As recently as the end of February, lenders were expecting an increase of more than 25% in mortgage originations this year, to about $814 billion. The were looking at a dream year, after two years of decline.
Since then, the Mortgage Bankers Association has trimmed its projections twice, to $775 billion and, as of April 10, to $755 billion. The latest number represents an increase of 17% over volume in a sluggish 1995.
But the mortgage giants have been showing even stronger gains over the relatively weak results of early 1995, and appear to have been adding market share. That suggests volume for the rest of the year will be nearly flat, and that smaller lenders could even trail last year's pace.

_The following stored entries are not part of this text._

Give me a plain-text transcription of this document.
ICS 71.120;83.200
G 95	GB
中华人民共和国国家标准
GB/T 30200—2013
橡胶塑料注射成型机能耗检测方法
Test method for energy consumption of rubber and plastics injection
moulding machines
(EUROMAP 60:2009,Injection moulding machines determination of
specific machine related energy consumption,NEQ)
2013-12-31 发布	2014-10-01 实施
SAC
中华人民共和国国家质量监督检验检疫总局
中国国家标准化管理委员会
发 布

What's more, the MBA doesn't see much improvement ahead; it is predicting that 1997 volume will be about the same as this year's.
Is the dream turning into a nightmare? Could be. For some segments of the industry, a disaster scenario is no longer remote. Some relatively small movements in interest rates could make it a reality.

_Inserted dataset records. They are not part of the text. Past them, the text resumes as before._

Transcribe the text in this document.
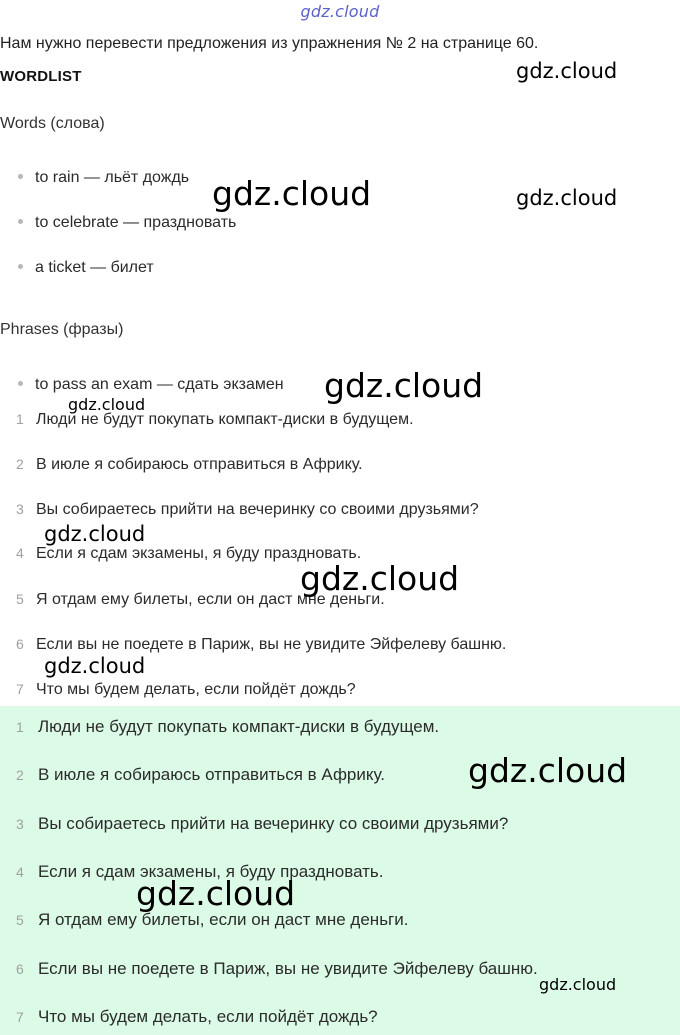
gdz.cloud
Нам нужно перевести предложения из упражнения № 2 на странице 60.
WORDLIST
Words (слова)
to rain — льёт дождь
to celebrate — праздновать
a ticket — билет
Phrases (фразы)
to pass an exam — сдать экзамен
1 Люди не будут покупать компакт-диски в будущем.
2 В июле я собираюсь отправиться в Африку.
3 Вы собираетесь прийти на вечеринку со своими друзьями?
4 Если я сдам экзамены, я буду праздновать.
5 Я отдам ему билеты, если он даст мне деньги.
6 Если вы не поедете в Париж, вы не увидите Эйфелеву башню.
7 Что мы будем делать, если пойдёт дождь?
1 Люди не будут покупать компакт-диски в будущем.
2 В июле я собираюсь отправиться в Африку.
3 Вы собираетесь прийти на вечеринку со своими друзьями?
4 Если я сдам экзамены, я буду праздновать.
5 Я отдам ему билеты, если он даст мне деньги.
6 Если вы не поедете в Париж, вы не увидите Эйфелеву башню.
7 Что мы будем делать, если пойдёт дождь?
gdz.cloud
gdz.cloud	gdz.cloud
gdz.cloud
gdz.cloud
gdz.cloud
gdz.cloud
gdz.cloud
gdz.cloud
gdz.cloud
gdz.cloud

Stuart G. Hoffman, chief economist of PNC Bank, Pittsburgh, is optimistic about mortgage rates, expecting them to stabilize for the rest of this year. But he also points out that some inflationary pressure could be building. "We continue to expect a tightening move by the Fed starting shortly after the presidential election (if not before) and lasting into early 1997."
David Lereah, chief economist at the mortgage trade group, sees things a bit differently. He doubts that the Fed will tighten rates this year, largely because the marketplace has already done its own tightening. He expects mortgage rates to trend downward slightly for the rest of this year.
"I would trim my forecast further if rates showed signs of staying flat for the rest of the year," he adds.
Figures from the trade group show that applications for refinancings have been plunging since February and are now at their lowest point in at least a year. And applications for loans to purchase homes have also fallen below last year's pace.
The application figures are an early indicator of mortgage volume. And they are hardly optimistic. Even Fannie Mae is basing its internal forecasts on flat long-term rates.
If mortgage rates remain flat or continue to creep up and lending volume shrinks further, that could leave all nonbank mortgage companies, other than the largest few, starving for volume for yet another year. And if adjustable-rate loans return to favor, rising thrift volume could pinch these lenders even further.
Consolidation in the industry will certainly continue. The only question is how fast the pace will be.
The first-quarter earnings report from Standard Federal Bancorp., Troy, Mich., makes it clear that the thrift is bucking just about every industry trend.
Of the $1.3 billion in home loans in its pipeline at the end of the quarter, 88% were at fixed rates. A year earlier, 68% were at fixed rates. In actual fundings, the 30-year fixed-rate model dominated with 41% of volume, against just 16% a year earlier.
Perhaps even more telling, its assets grew by 8.3% since the period a year earlier, while most of the larger thrifts were growing slowly or shrinking assets. None of the assets are in consumer finance, a business that has become a favorite with other thrifts.
The thrift has been selling almost all of its fixed-rate loans and even some of its adjustables, according to Joseph Krul, chief financial officer. It led all thrifts in sales of long-term loans to Fannie Mae and to Freddie Mac in the first quarter, and was No. 7 among all lenders at both agencies.